The Towns Association called the legislation, “One of the most damaging bills to local control in recent memory.”
The committee Chair said he negotiated with local groups to remove the most egregious parts of the bill. It was impossible for anyone at the hearing, including the Senators on the committee, to say what was actually in or out of the twenty-page bill they just received.
After 5:00pm, the committee finally took up SB 464. It was the last on the agenda and many people had waited since 11:00am to testify.
Citizen after citizen who testified shared their concerns about the bill and offered some version of “I don’t know what’s in the bill and I don’t know if you’ve fixed the problem.”
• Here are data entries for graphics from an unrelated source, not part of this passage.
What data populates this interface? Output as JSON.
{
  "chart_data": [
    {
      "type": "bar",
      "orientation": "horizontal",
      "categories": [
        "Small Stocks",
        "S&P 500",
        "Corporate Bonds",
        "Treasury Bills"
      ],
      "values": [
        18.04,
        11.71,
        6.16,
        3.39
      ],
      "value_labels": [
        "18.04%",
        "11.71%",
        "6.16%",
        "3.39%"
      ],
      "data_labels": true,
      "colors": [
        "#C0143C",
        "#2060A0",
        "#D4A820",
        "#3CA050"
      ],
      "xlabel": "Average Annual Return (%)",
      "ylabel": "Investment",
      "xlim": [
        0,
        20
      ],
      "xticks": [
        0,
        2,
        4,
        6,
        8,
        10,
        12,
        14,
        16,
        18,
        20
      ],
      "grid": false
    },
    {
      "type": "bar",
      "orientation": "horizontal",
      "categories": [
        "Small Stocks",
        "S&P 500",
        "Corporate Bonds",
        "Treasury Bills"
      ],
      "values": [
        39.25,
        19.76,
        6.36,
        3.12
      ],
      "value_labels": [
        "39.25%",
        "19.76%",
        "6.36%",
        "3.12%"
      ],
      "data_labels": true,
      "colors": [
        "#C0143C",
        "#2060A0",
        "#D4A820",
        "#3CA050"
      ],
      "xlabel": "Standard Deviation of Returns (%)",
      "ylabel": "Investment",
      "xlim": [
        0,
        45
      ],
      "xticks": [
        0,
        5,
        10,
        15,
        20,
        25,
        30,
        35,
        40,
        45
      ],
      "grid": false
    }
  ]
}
People who waited all day in the Capitol hearing room to speak said they had no way of knowing a new version had been posted on a website. They gave up a day of work, used a vacation day and left home early to travel to the Capitol. No one told them about the revised bill or offered to give them copy.
During that day, in another hearing room, people testified against removing the effective ban on nuclear power plants. In a third hearing room, people waited to testify against a bill that would make extensive changes to protections for lakes and rivers.
All were controversial making big changes to public policy. There were six hearings happening at the same time. Twenty-two bills were voted out of committee. Many were introduced over the Holidays and rushed to public hearing right after the New Year.
That day the Senate Sporting Heritage, Mining and Forestry Committee, of which I am a member, heard a bill on fish farming. I asked the Chair why the bill was not assigned to the Ag Committee and he said, “It deals with water.” You’d think it would be sent to the Natural Resources Committee.
Knowing what was in the bill and how it interacted with existing laws related to water and agriculture was important for understanding the consequences of the bill.
Again, I received the bill just before the committee hearing. Supposedly, the bill was introduced the day before the hearing. Details of its exact impact were scarce.
Again, the bill was complex. It changed protections of streams and springs, altered water flow over dams (which affects streams) and interwove state and federal rules.
Again, the Chair was also the author of the bill. He and I were the only legislators at the hearing. All other Senators had two or more hearings at the same time.
I like fish. I keep two large aquariums and fiddle with water chemistry for fun. In full disclosure, the fish farmers named me their Legislator of the Year several years prior. I want fish farmers to succeed, but not at the expense of our Wisconsin waterways.
The homework needed on the bill was not possible with members pulled to other committees and the bill rushed so fast no one had a chance to read it. I sat in the public hearing, I was pretty sure opponents did not even know the bill existed.
Speed and secrecy have become all too common in the Capitol. Democracy suffers. Public interest suffers.
The process works best when – to use a fish analogy – we treat legislation like fish – open it up, set it on the table, let the sunshine in and see if the fish stinks.